Citadel Festival is manages to pull off a distinctive feel from the previous two days of Lovebox. Considering the site is identical and they are limited by needing to share infrastructure, its all the more impressive. Apart from a couple of stages not being open, all the bars, food stalls and services are identical. Swapping the VIP area for a feast sounds nice enough, but sitting down for a big lunch at a festival isn’t really what keeps me going. The main difference between the two festivals are the people and the music and that’s all that matters really. Everyone was a bit older, some children around and generally far more relaxed.
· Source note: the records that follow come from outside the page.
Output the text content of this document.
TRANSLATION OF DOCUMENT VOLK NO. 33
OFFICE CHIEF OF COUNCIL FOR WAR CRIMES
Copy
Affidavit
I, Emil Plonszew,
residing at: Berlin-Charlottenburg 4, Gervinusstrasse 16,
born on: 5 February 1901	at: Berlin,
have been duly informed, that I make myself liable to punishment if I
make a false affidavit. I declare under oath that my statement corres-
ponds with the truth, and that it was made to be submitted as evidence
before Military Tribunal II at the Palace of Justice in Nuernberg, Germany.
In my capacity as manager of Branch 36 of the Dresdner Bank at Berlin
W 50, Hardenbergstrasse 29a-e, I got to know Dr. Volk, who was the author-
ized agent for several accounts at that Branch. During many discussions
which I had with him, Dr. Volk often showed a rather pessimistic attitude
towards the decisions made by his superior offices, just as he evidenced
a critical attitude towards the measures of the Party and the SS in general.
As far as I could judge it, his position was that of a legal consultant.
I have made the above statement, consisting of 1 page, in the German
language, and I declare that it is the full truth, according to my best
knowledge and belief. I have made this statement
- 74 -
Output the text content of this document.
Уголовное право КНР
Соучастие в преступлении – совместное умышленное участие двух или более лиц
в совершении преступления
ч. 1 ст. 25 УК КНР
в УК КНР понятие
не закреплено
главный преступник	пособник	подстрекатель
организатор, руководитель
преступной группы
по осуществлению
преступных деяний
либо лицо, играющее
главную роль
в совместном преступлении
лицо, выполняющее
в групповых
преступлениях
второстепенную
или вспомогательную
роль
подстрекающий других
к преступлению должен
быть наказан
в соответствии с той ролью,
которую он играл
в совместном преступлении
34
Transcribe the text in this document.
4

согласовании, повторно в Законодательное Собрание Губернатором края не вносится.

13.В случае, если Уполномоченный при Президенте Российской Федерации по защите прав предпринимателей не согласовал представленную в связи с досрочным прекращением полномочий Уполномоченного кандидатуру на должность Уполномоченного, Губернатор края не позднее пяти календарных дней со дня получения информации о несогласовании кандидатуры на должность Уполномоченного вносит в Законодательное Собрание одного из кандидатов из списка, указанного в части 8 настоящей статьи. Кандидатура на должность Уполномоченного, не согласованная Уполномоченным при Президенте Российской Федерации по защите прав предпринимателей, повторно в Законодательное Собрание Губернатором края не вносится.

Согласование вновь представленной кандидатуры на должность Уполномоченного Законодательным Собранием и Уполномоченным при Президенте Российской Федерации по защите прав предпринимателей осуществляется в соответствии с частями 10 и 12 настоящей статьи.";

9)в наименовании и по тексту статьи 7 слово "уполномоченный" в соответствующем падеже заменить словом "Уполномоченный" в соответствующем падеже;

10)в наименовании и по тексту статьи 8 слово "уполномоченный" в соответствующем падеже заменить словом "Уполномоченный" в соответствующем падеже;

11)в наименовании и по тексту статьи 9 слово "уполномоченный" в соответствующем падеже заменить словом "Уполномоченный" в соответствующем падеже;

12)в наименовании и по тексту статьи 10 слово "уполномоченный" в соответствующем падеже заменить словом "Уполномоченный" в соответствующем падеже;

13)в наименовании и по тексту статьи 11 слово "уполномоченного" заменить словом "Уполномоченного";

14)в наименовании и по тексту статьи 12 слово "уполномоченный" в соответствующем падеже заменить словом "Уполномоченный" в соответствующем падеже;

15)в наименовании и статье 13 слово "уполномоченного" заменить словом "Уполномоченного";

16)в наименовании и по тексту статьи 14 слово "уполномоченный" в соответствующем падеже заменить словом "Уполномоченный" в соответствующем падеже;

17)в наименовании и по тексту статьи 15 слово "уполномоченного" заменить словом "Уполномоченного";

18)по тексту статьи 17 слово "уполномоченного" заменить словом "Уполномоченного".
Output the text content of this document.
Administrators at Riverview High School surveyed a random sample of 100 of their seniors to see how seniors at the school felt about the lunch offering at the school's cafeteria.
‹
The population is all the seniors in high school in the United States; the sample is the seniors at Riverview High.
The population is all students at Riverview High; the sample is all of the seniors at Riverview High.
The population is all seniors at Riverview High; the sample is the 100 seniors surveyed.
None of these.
The lazy Sunday afternoon atmosphere suited the likes of Calexico, and Nathaniel Rateliff perfectly. Sun-drenched folk-rock from the states. Without the Texas sun shining there wouldn’t have been the same resonance to the tunes. Matthew and the Atlas, and Billie Marten brought a more European sound to the Communion stage.
Battles, and Caribou were the acts to get you out of the slumber. Battles’ heavy sweating drumming was inspired in the Soundcrash tent. The pounding relentlessness was all the more intense for it. Culminating with firm-favourite atlas was the only way to finish. Caribou carried on from them perfectly in the evening sun. Its almost like Dan Snaith wrote one of his songs for days like this.
Having seen Caribou a number of times, I took the time to see something new. Dagny caught my attention from the Kopparberg forest and kept me there. She falls on the in-your-face side of Scandinavian pop with the likes of Elliphant. No moaning about lost love here.
The now stripped back, three piece, Sigur Ros have always been an intriguing band. Whether singing in Icelandic or the made-up ‘Hopelandic’ there is always scope to inject your own meaning onto the sounds. Opening up the set, they began with the latest single ‘Óveður’. Hidden at the back of the stage behind stacks of equipment and lights, they didn’t emerge to the front of the stage till ‘Sæglópur’ the third song. The images of clouds / smoke added to the ethereal feel of the music. With a set dominated by songs written over a decade ago, the omission of the universally known ‘Hoppípolla’ kept the immersion and intensity throughout – without a BBC advert break!
There was a definite warmth as people left the festival. An idyllic escape from city only a stones throw away.